Received 31 March 2008; received in revised form 28 August 2008; accepted 2 September 2008. published online 17 November 2008.

Objective

Investigate the contribution of PIG-A mutations to clonal expansion in paroxysmal nocturnal hemoglobinuria (PNH).

Materials and Methods

Primary CD34⁺ hematopoietic progenitors from PNH patients were assayed for annexin-V positivity by flow cytometry in a cell-mediated killing assay using autologous effectors from PNH patients or allogeneic effectors from healthy controls. To specifically assess the role of the PIG-A mutation in the development of clonal dominance and address confounders of secondary mutation and differential immune attack that can confound experiments using primary cells, we established an inducible PIG-A CD34⁺ myeloid cell line, TF-1. Apoptosis resistance was assessed after exposure to allogeneic effectors, NK92 cells (an interleukin-2−dependent cell line with the phenotype and function of activated natural killer [NK] cells), tumor necrosis factor (TNF)−α, and γ-irradiation. Apoptosis was measured by annexin-V staining and caspase 3/7 activity.

Results

In PNH patients, CD34⁺ hematopoietic progenitors lacking glycosylphosphatidylinositol (GPI)-anchored proteins (GPI-AP⁻) were less susceptible than GPI-AP⁺ CD34⁺ precursors to autologous (8% vs 49%; p < 0.05) and allogeneic (28% vs 58%; p < 0.05) cell-mediated killing from the same patients.
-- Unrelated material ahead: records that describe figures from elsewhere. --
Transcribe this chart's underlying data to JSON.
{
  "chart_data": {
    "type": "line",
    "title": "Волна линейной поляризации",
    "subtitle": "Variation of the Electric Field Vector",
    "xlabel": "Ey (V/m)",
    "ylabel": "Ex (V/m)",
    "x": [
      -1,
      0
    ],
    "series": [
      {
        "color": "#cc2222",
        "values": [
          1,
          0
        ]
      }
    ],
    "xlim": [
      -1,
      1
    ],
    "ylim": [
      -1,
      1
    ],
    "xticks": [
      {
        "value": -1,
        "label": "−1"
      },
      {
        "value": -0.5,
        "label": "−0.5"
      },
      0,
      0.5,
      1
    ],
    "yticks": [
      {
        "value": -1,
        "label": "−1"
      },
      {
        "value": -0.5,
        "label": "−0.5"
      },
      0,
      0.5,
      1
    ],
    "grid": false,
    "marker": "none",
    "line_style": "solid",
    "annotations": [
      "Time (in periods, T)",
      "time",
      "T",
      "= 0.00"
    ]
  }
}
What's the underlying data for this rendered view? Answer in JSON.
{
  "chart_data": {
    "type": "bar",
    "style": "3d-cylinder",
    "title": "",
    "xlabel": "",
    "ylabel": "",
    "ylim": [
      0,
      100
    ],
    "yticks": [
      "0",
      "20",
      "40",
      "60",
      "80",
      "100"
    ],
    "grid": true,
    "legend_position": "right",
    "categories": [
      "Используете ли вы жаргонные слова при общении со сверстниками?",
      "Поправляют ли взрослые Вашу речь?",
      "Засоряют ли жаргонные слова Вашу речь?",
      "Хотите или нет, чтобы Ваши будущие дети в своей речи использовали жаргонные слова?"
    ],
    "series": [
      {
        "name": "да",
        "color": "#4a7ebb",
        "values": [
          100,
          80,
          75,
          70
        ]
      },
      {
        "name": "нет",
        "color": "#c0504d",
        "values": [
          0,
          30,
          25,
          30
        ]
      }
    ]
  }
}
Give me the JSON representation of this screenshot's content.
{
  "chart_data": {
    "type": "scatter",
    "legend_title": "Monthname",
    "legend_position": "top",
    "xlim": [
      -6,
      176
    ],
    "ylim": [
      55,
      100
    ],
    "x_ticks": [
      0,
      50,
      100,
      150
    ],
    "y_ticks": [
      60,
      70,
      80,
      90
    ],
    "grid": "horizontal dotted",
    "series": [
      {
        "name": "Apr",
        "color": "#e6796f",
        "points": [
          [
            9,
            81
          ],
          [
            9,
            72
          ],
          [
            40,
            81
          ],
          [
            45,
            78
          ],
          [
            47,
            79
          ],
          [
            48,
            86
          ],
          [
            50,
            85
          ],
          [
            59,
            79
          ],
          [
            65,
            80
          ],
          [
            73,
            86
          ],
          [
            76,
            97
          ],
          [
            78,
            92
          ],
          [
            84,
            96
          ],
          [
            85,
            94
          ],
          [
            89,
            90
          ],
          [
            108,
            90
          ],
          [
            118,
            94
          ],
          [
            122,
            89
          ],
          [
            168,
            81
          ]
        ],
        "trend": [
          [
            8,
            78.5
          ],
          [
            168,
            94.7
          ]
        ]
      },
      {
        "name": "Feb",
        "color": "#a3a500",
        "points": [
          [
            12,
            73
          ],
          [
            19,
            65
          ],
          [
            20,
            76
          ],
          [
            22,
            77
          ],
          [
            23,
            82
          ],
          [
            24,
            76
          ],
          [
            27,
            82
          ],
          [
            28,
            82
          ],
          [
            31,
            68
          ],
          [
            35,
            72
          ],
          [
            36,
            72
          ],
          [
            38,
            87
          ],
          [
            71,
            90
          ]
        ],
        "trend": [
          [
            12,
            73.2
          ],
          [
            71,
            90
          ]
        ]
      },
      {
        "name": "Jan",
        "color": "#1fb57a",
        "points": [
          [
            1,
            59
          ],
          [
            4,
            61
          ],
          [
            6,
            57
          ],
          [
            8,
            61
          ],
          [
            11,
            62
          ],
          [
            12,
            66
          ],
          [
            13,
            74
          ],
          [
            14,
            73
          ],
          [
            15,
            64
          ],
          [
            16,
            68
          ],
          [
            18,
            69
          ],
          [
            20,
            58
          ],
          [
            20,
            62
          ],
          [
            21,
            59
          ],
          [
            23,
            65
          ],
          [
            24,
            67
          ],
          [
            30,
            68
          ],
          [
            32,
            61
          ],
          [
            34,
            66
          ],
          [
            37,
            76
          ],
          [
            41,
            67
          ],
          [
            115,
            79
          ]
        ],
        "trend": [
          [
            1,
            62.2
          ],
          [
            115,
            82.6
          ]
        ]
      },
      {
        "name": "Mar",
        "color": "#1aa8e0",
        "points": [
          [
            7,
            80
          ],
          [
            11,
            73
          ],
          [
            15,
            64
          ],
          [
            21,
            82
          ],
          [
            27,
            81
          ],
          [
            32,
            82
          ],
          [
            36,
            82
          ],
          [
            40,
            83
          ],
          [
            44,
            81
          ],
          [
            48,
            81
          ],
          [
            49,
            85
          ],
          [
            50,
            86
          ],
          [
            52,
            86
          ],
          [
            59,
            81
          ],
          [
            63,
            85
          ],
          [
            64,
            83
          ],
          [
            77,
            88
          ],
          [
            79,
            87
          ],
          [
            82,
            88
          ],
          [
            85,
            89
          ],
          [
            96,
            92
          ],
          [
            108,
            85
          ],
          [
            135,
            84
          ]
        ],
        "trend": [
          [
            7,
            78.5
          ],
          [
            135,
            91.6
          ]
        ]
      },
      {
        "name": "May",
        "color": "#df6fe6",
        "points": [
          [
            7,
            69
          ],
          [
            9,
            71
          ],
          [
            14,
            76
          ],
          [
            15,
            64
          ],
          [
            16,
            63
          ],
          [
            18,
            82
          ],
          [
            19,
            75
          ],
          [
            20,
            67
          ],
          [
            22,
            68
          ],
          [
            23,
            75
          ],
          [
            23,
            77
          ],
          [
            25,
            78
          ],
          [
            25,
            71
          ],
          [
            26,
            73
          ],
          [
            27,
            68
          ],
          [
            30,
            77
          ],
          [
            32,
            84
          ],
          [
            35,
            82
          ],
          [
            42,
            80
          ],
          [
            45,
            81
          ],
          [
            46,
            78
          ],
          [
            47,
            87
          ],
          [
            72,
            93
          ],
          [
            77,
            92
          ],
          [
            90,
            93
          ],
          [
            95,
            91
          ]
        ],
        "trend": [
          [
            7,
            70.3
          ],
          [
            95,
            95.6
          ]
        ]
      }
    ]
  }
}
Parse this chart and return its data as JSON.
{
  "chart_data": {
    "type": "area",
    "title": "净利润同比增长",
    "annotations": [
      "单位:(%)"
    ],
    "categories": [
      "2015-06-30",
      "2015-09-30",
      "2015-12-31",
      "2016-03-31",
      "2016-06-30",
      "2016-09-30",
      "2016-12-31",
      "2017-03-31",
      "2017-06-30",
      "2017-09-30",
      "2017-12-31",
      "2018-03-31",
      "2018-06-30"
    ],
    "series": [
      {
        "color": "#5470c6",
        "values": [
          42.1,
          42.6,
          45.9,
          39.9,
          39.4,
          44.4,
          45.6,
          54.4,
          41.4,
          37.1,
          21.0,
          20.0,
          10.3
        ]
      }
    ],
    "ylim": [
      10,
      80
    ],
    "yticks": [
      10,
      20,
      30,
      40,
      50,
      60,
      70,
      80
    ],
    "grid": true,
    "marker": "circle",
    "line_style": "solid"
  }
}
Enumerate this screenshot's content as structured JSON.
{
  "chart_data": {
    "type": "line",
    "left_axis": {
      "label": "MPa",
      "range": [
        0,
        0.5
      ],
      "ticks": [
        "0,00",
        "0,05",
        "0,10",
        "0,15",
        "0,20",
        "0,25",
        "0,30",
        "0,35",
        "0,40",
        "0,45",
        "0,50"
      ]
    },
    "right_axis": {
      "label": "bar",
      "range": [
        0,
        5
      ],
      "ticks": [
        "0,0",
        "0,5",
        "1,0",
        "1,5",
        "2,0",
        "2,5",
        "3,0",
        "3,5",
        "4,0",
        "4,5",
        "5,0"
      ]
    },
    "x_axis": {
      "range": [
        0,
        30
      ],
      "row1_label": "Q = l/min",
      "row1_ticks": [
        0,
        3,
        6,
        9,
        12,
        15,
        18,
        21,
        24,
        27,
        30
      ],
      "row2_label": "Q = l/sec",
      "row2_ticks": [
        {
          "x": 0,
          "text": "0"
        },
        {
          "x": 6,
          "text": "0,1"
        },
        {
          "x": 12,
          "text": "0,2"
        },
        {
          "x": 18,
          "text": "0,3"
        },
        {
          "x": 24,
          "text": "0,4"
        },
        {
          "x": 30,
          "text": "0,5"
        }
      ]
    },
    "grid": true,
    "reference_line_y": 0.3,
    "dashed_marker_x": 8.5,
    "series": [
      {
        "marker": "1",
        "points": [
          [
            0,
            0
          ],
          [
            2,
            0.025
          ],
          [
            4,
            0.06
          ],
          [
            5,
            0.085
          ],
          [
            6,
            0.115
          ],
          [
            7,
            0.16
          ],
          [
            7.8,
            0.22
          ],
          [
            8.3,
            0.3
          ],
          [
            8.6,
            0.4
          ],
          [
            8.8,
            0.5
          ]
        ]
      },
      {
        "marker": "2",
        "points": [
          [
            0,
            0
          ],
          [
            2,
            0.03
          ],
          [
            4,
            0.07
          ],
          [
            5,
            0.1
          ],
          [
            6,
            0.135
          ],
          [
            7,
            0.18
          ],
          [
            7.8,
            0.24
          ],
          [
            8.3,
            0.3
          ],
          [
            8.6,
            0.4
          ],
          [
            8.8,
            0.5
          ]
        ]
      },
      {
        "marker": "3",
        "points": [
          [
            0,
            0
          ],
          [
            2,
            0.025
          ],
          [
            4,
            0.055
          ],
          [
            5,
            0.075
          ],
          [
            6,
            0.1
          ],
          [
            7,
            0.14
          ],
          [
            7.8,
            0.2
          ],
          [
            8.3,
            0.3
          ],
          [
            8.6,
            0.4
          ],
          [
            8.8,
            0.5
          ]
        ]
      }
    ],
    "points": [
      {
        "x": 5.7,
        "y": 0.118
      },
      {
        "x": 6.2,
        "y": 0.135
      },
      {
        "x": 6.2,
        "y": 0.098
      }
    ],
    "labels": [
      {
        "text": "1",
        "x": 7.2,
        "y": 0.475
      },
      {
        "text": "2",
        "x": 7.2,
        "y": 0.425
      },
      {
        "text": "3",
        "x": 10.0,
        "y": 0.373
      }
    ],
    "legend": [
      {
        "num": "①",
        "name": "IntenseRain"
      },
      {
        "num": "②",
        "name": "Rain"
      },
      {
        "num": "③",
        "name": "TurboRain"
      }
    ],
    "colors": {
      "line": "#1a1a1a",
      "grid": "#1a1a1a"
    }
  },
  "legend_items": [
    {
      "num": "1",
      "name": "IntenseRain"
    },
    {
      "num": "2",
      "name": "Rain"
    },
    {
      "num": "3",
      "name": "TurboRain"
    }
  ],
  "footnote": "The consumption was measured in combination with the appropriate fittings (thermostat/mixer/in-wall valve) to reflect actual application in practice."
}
In the inducible PIG-A model, GPI-AP⁻ TF-1 cells exhibited less apoptosis than induced, GPI-AP⁺ TF-1 cells in response to allogeneic cell-mediated killing, NK92-mediated killing, TNF-α, and γ-irradiation. GPI-AP⁻ TF-1 cells maintained resistance to apoptosis when effectors were raised against GPI-AP⁻ cells, arguing against a GPI-AP being the target of immune attack in PNH. NK92-mediated killing was partially inhibited with blockade by specific antibodies to the stress-inducible GPI-AP ULBP1 and ULBP2 that activate immune effectors. Clonal competition experiments demonstrate that the mutant clone expands over time under proapoptotic conditions with TNF-α.